Michael Merrick's blog posting features the debate between didactic and progressive teaching - relevant to the pedagogy discussions highlighted via some top education blogs currently - particularly Andrew Old's blog.
Top teachers don't teach
http://michaeltmerrick.blogspot.co.uk/2 ... teach.html
There is no more pernicious idea in education than the idea that teachers should not teach.
Of course, it is never stated as explicitly as this, and there will be those who will reject outright that this is where their ideas and methods lead, convinced that their own particular variant of this noxious ideology is not actually all that noxious nor really an ideology.
Most commonly, we hear it expressed in the benign sounding context of empowerment, a romantic liberation of the constricted child from the chains of the didact – no mere brick in the wall shall they be - free to spread their wings and work out for themselves the intricacies of the Trinity, or the photosynthetic process; teacher talk is bad, oppressive, a cruelty inflicted on blossoming flowers not created for the passivity necessary in the act of listening to someone else speak for a bit; it is student-led learning, the independent and the free, that is Good.
I dish out my fair share of stick to the NewTraddie herd for blithely indulging in their own sloganeering and tilting at their own windmills, but one response that cannot really be denied is this: that beyond the realms of the digital NewTraddie Wonderland, the Blob reigns supreme.
And it’s still telling teachers they shouldn’t teach. And I’m not really sure what our kids have got to gain from that.
I think that at the heart of inspection going wrong is the failure to use plain-speaking - such as the failure to distinguish between the common Ofsted criticism of 'too much teacher-talk' and 'boring teacher waffle'.
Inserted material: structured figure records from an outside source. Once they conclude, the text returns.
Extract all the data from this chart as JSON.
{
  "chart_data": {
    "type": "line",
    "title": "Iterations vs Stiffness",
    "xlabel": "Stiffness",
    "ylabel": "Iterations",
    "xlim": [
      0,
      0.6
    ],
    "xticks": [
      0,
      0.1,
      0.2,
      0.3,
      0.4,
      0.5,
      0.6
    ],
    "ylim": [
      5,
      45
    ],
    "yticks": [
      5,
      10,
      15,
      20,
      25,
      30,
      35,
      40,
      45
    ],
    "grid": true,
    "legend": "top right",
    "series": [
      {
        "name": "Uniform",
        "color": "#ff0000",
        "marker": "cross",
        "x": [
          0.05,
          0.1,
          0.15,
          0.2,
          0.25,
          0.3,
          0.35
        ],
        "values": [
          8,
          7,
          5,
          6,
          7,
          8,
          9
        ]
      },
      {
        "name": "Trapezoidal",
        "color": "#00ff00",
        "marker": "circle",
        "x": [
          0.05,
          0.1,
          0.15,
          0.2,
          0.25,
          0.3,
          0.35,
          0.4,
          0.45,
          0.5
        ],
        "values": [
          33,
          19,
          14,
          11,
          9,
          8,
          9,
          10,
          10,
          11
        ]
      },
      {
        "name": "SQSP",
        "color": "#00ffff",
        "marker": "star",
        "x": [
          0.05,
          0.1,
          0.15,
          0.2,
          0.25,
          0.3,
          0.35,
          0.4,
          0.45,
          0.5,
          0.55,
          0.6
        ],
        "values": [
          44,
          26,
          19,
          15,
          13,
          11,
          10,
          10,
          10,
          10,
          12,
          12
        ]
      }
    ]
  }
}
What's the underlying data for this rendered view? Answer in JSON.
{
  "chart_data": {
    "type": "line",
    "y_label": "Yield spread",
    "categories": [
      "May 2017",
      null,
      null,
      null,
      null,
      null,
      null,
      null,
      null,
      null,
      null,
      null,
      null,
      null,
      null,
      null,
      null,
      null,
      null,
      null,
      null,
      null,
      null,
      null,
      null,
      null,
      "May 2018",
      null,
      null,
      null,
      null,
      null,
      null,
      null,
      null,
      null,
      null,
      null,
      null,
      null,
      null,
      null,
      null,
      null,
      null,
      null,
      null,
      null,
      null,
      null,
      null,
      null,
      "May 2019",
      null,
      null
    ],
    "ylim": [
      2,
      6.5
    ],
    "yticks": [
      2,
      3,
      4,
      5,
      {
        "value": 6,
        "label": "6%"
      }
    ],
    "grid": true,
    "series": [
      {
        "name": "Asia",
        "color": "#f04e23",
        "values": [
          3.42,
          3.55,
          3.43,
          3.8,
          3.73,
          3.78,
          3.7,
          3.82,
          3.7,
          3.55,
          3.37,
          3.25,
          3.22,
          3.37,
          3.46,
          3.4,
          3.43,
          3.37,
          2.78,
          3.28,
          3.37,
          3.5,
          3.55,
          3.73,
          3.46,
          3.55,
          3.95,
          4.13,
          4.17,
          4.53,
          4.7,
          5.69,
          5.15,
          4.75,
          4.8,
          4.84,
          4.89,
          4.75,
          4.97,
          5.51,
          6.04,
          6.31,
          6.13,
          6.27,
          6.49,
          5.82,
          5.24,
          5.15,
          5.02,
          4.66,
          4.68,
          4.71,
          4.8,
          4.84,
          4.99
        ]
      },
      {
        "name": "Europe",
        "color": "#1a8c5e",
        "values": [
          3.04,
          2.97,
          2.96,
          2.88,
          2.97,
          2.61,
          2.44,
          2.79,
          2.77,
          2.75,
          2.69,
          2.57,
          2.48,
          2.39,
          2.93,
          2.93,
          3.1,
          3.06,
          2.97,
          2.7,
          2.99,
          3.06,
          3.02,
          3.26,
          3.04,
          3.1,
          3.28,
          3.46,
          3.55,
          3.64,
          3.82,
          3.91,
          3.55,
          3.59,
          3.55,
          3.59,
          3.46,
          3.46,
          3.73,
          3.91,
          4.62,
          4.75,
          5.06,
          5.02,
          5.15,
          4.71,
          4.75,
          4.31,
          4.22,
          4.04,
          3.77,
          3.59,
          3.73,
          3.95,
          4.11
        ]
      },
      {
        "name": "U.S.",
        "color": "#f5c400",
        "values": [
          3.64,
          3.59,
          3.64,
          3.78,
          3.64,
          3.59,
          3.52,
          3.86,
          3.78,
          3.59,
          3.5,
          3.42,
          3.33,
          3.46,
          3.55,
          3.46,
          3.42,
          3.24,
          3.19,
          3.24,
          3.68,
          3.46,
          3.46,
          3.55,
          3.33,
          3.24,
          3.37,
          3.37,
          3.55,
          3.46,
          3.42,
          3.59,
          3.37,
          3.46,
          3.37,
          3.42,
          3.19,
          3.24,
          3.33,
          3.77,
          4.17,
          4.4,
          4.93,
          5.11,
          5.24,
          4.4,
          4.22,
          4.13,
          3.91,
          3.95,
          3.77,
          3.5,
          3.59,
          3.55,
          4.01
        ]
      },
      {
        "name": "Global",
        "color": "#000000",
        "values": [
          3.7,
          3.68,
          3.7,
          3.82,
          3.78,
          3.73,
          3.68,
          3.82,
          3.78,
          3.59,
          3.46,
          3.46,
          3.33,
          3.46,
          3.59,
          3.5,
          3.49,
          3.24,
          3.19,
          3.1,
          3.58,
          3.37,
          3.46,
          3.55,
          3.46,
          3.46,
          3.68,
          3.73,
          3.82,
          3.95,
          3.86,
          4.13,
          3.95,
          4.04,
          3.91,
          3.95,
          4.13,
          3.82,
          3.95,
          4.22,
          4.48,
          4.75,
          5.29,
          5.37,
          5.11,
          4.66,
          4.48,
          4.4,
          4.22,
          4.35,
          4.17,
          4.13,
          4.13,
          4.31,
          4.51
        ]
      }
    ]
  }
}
Teachers may well seem to talk overly long - but what are the teachers actually saying? Is it high-quality teaching input which could be very good, effective teaching or just droning on and on with weak teaching?
So what we really need is more plain, transparent feedback perhaps - preferably within school and not through public-humiliation reporting methods.
This is my reader's comment in response to the above blog posting:
This idea starts very early in the teaching/caring profession. I've seen curriculum content written for the early years by local authorities without a single mention of the word 'teach'.
And yet why are schools advantaged in 'green leafy suburb' areas - perhaps because many parents in such areas actually 'teach' quite a lot.
Children, for example, may attend pre-schools and schools already competent with pencil skills, language, knowledge and understanding of the world around them.
Early years settings should at least match these language-rich homes where children are taught in a wide range of ideas and skills - or better such homes.
Schools serving rather impoverished areas should look to see what education-rich homes provide - lots of teaching by parents.
I have been fighting to put the word 'teach' back into the education system for a long time - as, it seems, have many others.
Ofsted are beyond the pale however. Their current reports and video footage linked to settings described as ''outstanding' do not necessarily show outstanding practice at all. They do show considerable 'pink and fluffy' bias as has been doggedly revealed by Andrew Old and others on their excellent blogs.
There are instances of 'too much teacher talk' however - but this is where a teacher is not providing quality, content-rich teacher talk - but simply waffling on inadequately.
If there was a bit more plain-speaking in the observation and feedback domain in place of standard jargon, inspectors should surely distinguish between quality teacher-talk and boring, unnecessary, protracted waffle.
Perhaps we need a few more northern plain-speakers around to make this point.
I feel that I must add here, however (with reference to my phonics specialism), that I witness a great
lack of fit-for-purpose pupil-practice - so I'm not advocating lots of teacher-talk regardless of the circumstances -but I do witness an Ofsted bias towards promoting novel activities in classrooms.
But perhaps if Ofsted inspectors were prepared to say that there are too many teachers providing weak or truly boring lessons with too little pupil-practice and activity, that is another matter.
It is important in my view, for example, that regardless of which 'subject' learners are being taught, they should not be sedentary lesson after lesson.
It is essential that the school-day provides lots of variety and alternates more focused, perhaps sedentary lessons with more active, lively, creative lessons/opportunities.